Married & Counting: One Gay Couple, Seven Weddings

A new documentary about a same-sex couple who got married in every state that would let them takes aim at marriage inequality

  • Share
  • Read Later

Stephen Mosher and Pat Dwyer on their wedding day in DC.

After 24 years together, Pat Dwyer and Stephen Mosher decided it was about time they get married. It was 2010 and same-sex marriage was not yet legal in New York State, where they live, so they decided to pack up and drive or fly to the states that would allow them to legally wed. All of them.

From Vermont to New Hampshire, Iowa, Massachusetts, California and Washington DC, the couple hosted low-key, intimate ceremonies and captured it all on film as part of Married & Counting. The documentary, narrated by George Takei, premieres August 11 at the Rhode Island International Film Festival. “For any gay couple to get married at this point in our history makes a statement, but what they are doing…there’s something aggressively joyful about it,” says Vince, the officiant of the New Hampshire wedding, in the film. “They’re saying to the world, very loudly, our happiness is not a threat to you, but we are here and we should be counted.”

The idea for the film came when Stephan and Pat, who met at college in Texas in 1985, started thinking about how they would celebrate being in a committed relationship for 25 years. But unlike straight couples, they could not marry in one state and have that one wedding render them legally married in all 50 states, so they decided they would marry in every state that they could. The plan was to culminate the wedding tour by marrying on the steps of the Supreme Court in Washington DC on the 25th anniversary of their coupledom on April 26, 2011.

They did just that, but the New York State Legislature threw them an alternate ending when it voted to legalize same-sex marriage on July 24, 2011. One of the most touching moments in the film comes when Stephen and Pat sit, holding hands, on the couch watching the vote, waiting for the legislators to decide their fate. “Our world changed like that,” Stephen says of the vote in the film.

(READ: Domestic Double Standard: What About Sally Ride’s Partner?)

Not long after, the couple married again, this time on New York City’s Coney Island.
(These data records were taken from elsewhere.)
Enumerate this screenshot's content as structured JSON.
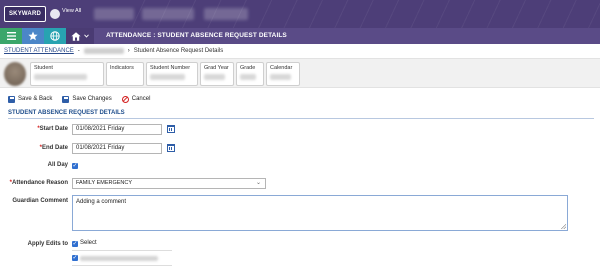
{
  "header": {
    "logo_text": "SKYWARD",
    "view_all_label": "View All"
  },
  "toolbar": {
    "title": "ATTENDANCE : STUDENT ABSENCE REQUEST DETAILS",
    "icons": [
      "hamburger-menu-icon",
      "star-icon",
      "globe-icon",
      "home-icon"
    ]
  },
  "breadcrumb": {
    "parent_label": "STUDENT ATTENDANCE",
    "current_label": "Student Absence Request Details"
  },
  "student_cards": {
    "student": "Student",
    "indicators": "Indicators",
    "student_number": "Student Number",
    "grad_year": "Grad Year",
    "grade": "Grade",
    "calendar": "Calendar"
  },
  "actions": {
    "save_back": "Save & Back",
    "save_changes": "Save Changes",
    "cancel": "Cancel"
  },
  "section": {
    "title": "STUDENT ABSENCE REQUEST DETAILS"
  },
  "form": {
    "start_date_label": "Start Date",
    "start_date_value": "01/08/2021 Friday",
    "end_date_label": "End Date",
    "end_date_value": "01/08/2021 Friday",
    "all_day_label": "All Day",
    "all_day_checked": true,
    "attendance_reason_label": "Attendance Reason",
    "attendance_reason_value": "FAMILY EMERGENCY",
    "guardian_comment_label": "Guardian Comment",
    "guardian_comment_value": "Adding a comment",
    "apply_edits_label": "Apply Edits to",
    "select_label": "Select",
    "required_marker": "*"
  },
  "colors": {
    "header_bg": "#4d3e78",
    "toolbar_bg": "#5a4b87",
    "menu_green": "#3aa66a",
    "fav_blue": "#4b86c8",
    "globe_teal": "#28a3b1",
    "section_blue": "#1f4e8c",
    "required_red": "#d32020",
    "checkbox_blue": "#2f6fd0"
  }
}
But even on one of the happiest days of their lives, after the ceremony, the couple remarks how perplexing it is that they had just hosted another beautiful wedding, but if they were to get in their car and drive across a bridge to New Jersey they would no longer be married. “It goes against my feelings about this country and what this country is supposed to be and what it can be,” Pat says in the film. “This will be one of those moments in history where posterity will look back and say, really, you made this an issue?”
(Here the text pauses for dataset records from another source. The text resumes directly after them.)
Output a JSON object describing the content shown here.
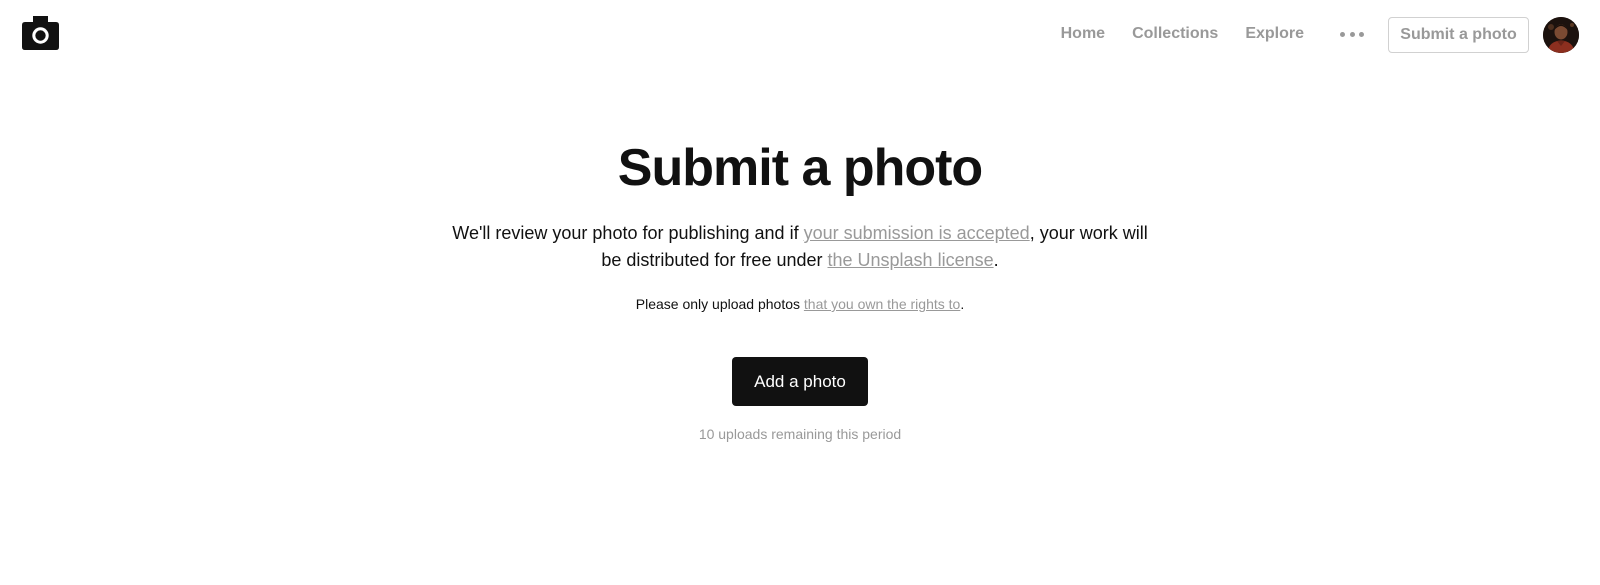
{
  "header": {
    "logo_icon": "camera-icon",
    "nav": [
      {
        "label": "Home"
      },
      {
        "label": "Collections"
      },
      {
        "label": "Explore"
      }
    ],
    "more_icon": "more-dots-icon",
    "submit_label": "Submit a photo",
    "avatar_icon": "user-avatar"
  },
  "main": {
    "title": "Submit a photo",
    "intro_part1": "We'll review your photo for publishing and if ",
    "intro_link1": "your submission is accepted",
    "intro_part2": ", your work will be distributed for free under ",
    "intro_link2": "the Unsplash license",
    "intro_part3": ".",
    "notice_part1": "Please only upload photos ",
    "notice_link": "that you own the rights to",
    "notice_part2": ".",
    "add_button_label": "Add a photo",
    "remaining_text": "10 uploads remaining this period"
  },
  "colors": {
    "text": "#111111",
    "muted": "#999999",
    "button_dark": "#111111",
    "border": "#d1d1d1"
  }
}
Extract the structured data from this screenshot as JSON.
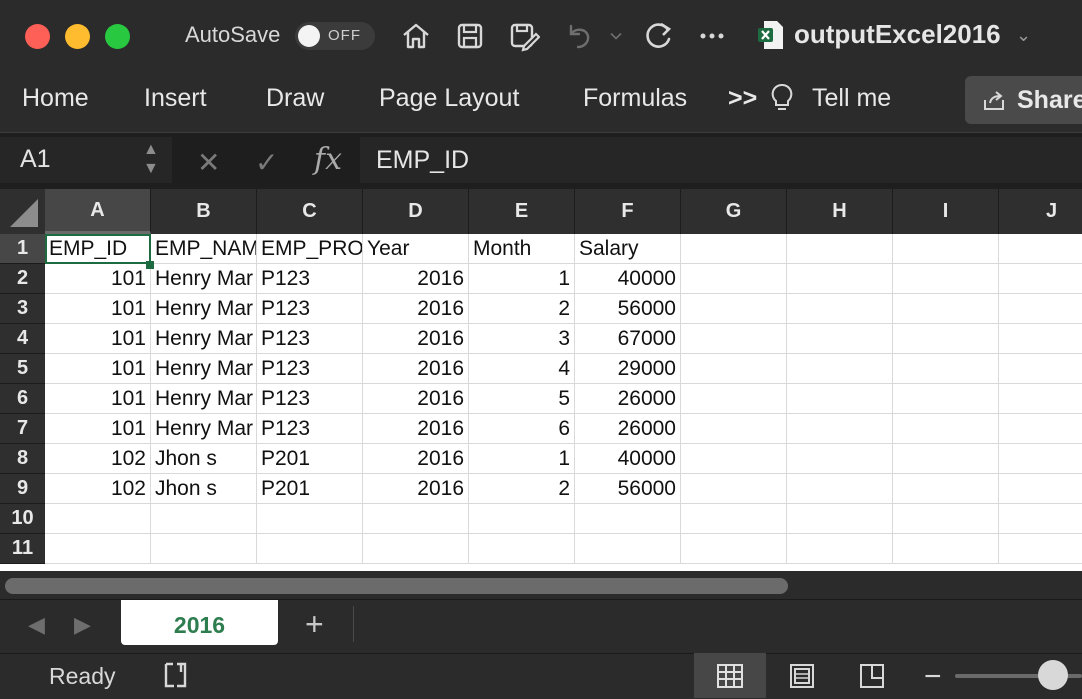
{
  "titlebar": {
    "autosave_label": "AutoSave",
    "autosave_state": "OFF",
    "document_title": "outputExcel2016"
  },
  "ribbon": {
    "tabs": [
      "Home",
      "Insert",
      "Draw",
      "Page Layout",
      "Formulas"
    ],
    "overflow": ">>",
    "tell_me": "Tell me",
    "share": "Share"
  },
  "formula_bar": {
    "name_box": "A1",
    "content": "EMP_ID"
  },
  "grid": {
    "columns": [
      "A",
      "B",
      "C",
      "D",
      "E",
      "F",
      "G",
      "H",
      "I",
      "J"
    ],
    "rows": [
      "1",
      "2",
      "3",
      "4",
      "5",
      "6",
      "7",
      "8",
      "9",
      "10",
      "11"
    ],
    "cells": [
      [
        "EMP_ID",
        "EMP_NAME",
        "EMP_PROJECT",
        "Year",
        "Month",
        "Salary"
      ],
      [
        "101",
        "Henry Mar",
        "P123",
        "2016",
        "1",
        "40000"
      ],
      [
        "101",
        "Henry Mar",
        "P123",
        "2016",
        "2",
        "56000"
      ],
      [
        "101",
        "Henry Mar",
        "P123",
        "2016",
        "3",
        "67000"
      ],
      [
        "101",
        "Henry Mar",
        "P123",
        "2016",
        "4",
        "29000"
      ],
      [
        "101",
        "Henry Mar",
        "P123",
        "2016",
        "5",
        "26000"
      ],
      [
        "101",
        "Henry Mar",
        "P123",
        "2016",
        "6",
        "26000"
      ],
      [
        "102",
        "Jhon s",
        "P201",
        "2016",
        "1",
        "40000"
      ],
      [
        "102",
        "Jhon s",
        "P201",
        "2016",
        "2",
        "56000"
      ]
    ]
  },
  "sheets": {
    "tabs": [
      "2016"
    ],
    "add": "+"
  },
  "status": {
    "ready": "Ready"
  }
}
Like the scene on Coney Island, Married & Counting is equal parts love story and political protest. For each set of tear-filled vows, there is a poignant moment about the fight for marriage equality. The well-spoken grooms speak out against those states who “compromise” by allowing civil unions instead of marriage (“Call it what it is—it’s marriage,” Pat says) and display their deeply personal struggles on screen, such as when Stephen’s dad refuses to come to any of the weddings (“If I was a criminal, he would come visit me in jail, but as a happy, free gay man, he won’t come to my wedding,” Stephen says).
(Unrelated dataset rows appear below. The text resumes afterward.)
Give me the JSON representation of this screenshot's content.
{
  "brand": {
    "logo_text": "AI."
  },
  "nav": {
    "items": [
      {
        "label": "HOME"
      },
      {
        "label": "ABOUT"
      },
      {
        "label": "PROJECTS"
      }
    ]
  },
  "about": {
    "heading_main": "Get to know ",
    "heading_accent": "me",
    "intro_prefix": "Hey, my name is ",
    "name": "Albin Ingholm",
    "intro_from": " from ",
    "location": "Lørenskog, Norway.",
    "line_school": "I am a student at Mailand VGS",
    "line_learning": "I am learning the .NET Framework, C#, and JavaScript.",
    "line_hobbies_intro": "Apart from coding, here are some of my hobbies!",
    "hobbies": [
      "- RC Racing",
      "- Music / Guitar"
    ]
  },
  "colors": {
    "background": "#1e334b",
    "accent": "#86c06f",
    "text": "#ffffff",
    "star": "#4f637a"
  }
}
The hope is to get the film in front of as many eyes as possible, says director Allan Piper. He plans to host screenings in states where same-sex marriage is being debated, including Maryland and Washington State, which have referendums on same-sex marriage on the ballot in November to decide whether to uphold same-sex marriage laws passed by the states’ legislatures. “People who get frightened by the idea of marriage equality tend to do so with an abstract notion of it,” Piper told TIME. “If you actually know a couple like Stephen and Pat, not only are they not frightening, they’re beautiful. Realistically, I don’t know how easy it will be to get people who are opposed to the idea of two men marrying to actually sit down in the theater, but if they do, I would love to think that this movie has the potential to change minds.”

As for Pat and Stephen, they’re planning weddings in Washington and Maryland if same-sex marriage is upheld, and will do the same in any other state that will let them. “It feels to me as though we are a part of something that is so huge that we can’t even comprehend how big this moment in history will be, until it is history,” Pat says in the film.